Today I'm going to talk about real world assets. Yesterday, Ondo Finance announced that they were going to launch a product that would allow them to tokenize shares in a fund that invested into ETFs managed by Blackrock and Pimco.
To many in the crypto space this feels like a "finally!" moment. Finally, RWAs are coming on-chain and stablecoin holders can get access to tradFi yields instead of having to settle for the paltry returns offered on-chain. But the devil's in the details. Let's dig in.
One of Ondo's legal entities is going to be the issuer of these tokenized interests. This means that they have a regulatory obligation to comply with relevant securities laws (these things are definitely securities).
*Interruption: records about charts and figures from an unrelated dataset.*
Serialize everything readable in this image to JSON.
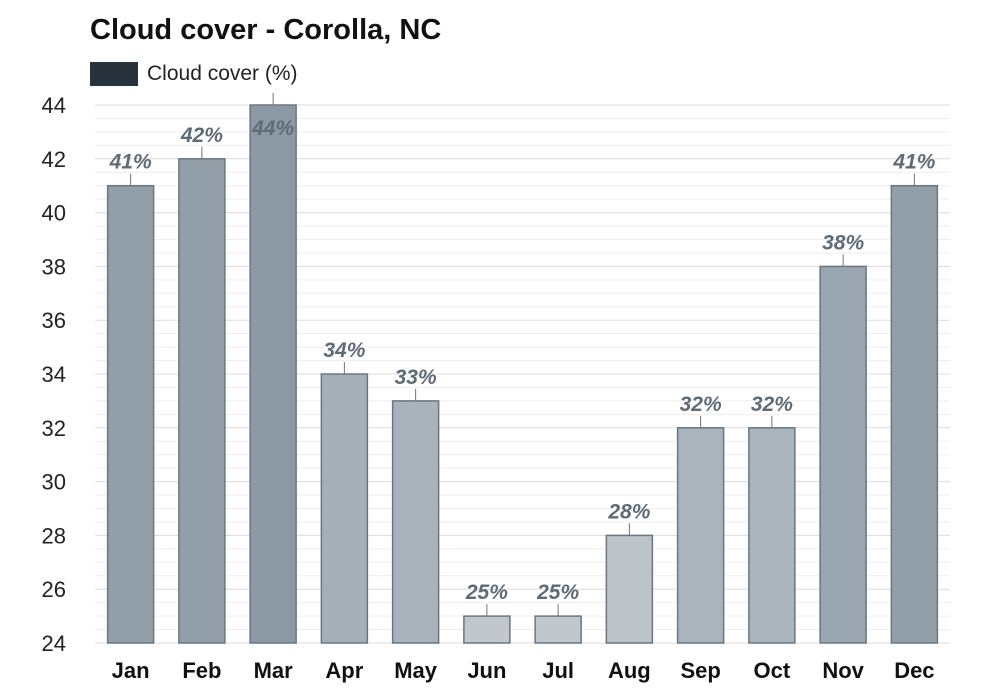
{
  "chart_data": {
    "type": "bar",
    "title": "Cloud cover - Corolla, NC",
    "legend": {
      "label": "Cloud cover (%)",
      "color": "#27323c",
      "placement": "top-left"
    },
    "categories": [
      "Jan",
      "Feb",
      "Mar",
      "Apr",
      "May",
      "Jun",
      "Jul",
      "Aug",
      "Sep",
      "Oct",
      "Nov",
      "Dec"
    ],
    "values": [
      41,
      42,
      44,
      34,
      33,
      25,
      25,
      28,
      32,
      32,
      38,
      41
    ],
    "value_labels": [
      "41%",
      "42%",
      "44%",
      "34%",
      "33%",
      "25%",
      "25%",
      "28%",
      "32%",
      "32%",
      "38%",
      "41%"
    ],
    "bar_colors": [
      "#929fa9",
      "#929fa9",
      "#8c99a4",
      "#a4afb8",
      "#a9b3bb",
      "#c0c7cd",
      "#c0c7cd",
      "#bcc4ca",
      "#aab4bc",
      "#aab4bc",
      "#9aa6b0",
      "#929fa9"
    ],
    "ylim": [
      24,
      44
    ],
    "yticks": [
      24,
      26,
      28,
      30,
      32,
      34,
      36,
      38,
      40,
      42,
      44
    ],
    "xlabel": "",
    "ylabel": "",
    "grid": true
  }
}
To comply, they require that only qualified purchasers (a high regulatory hurdle) can buy their tokens.
They also go one step further - it looks like they are going to impose transfer restrictions on their tokens, presumably to ensure that no non-qualified purchasers can hold them. This is the big thing - it looks like Ondo is taking the view that they are responsible for not letting the genie out of the bottle. They've probably been advised that if they let these tokens trickle out into permissionless DeFi they are exposed to significant legal liability.
And so, if only qualified purchasers and whitelisted protocols can hold these tokens, what's the point? We already have a product where you can invest your USD for bond ETFs - it's called Scottrade. You won't have permissionless protocol innovation because every protocol will need to be vetted specifically by Ondo to make sure they don't let the tokens leak out somehow.
The benefit that I could see is that people would prefer this UX because they like stablecoins and using crypto generally. This could be enough. But I also question whether they will be able to maintain the UX that crypto people like - you're going to have to do KYC, sign forms, and all the rest of the things that you don't have to do in DeFi. Will those hurdles negate any UX benefits here? Maybe, maybe not. We'll just have to see.
To close this out, I'll touch briefly on risk here. Putting securities on-chain is extremely sensitive. The financial system and financial stability is critical. Regulators have a tight grip over this system today. Putting securities on-chain in a meaningful way means, in my opinion, that regulators will have to cede some of their control to smart contract protocols. I think regulators see that as extraordinarily risky and see very little upside in return. I think it will happen eventually, but I would bet on regulators taking their time.
All this is to say that if Ondo builds something which really is different than the financial system we have today for RWAs, I would put a non-negligible risk on the government stepping in at some point and freezing the project while they go back and think about it more.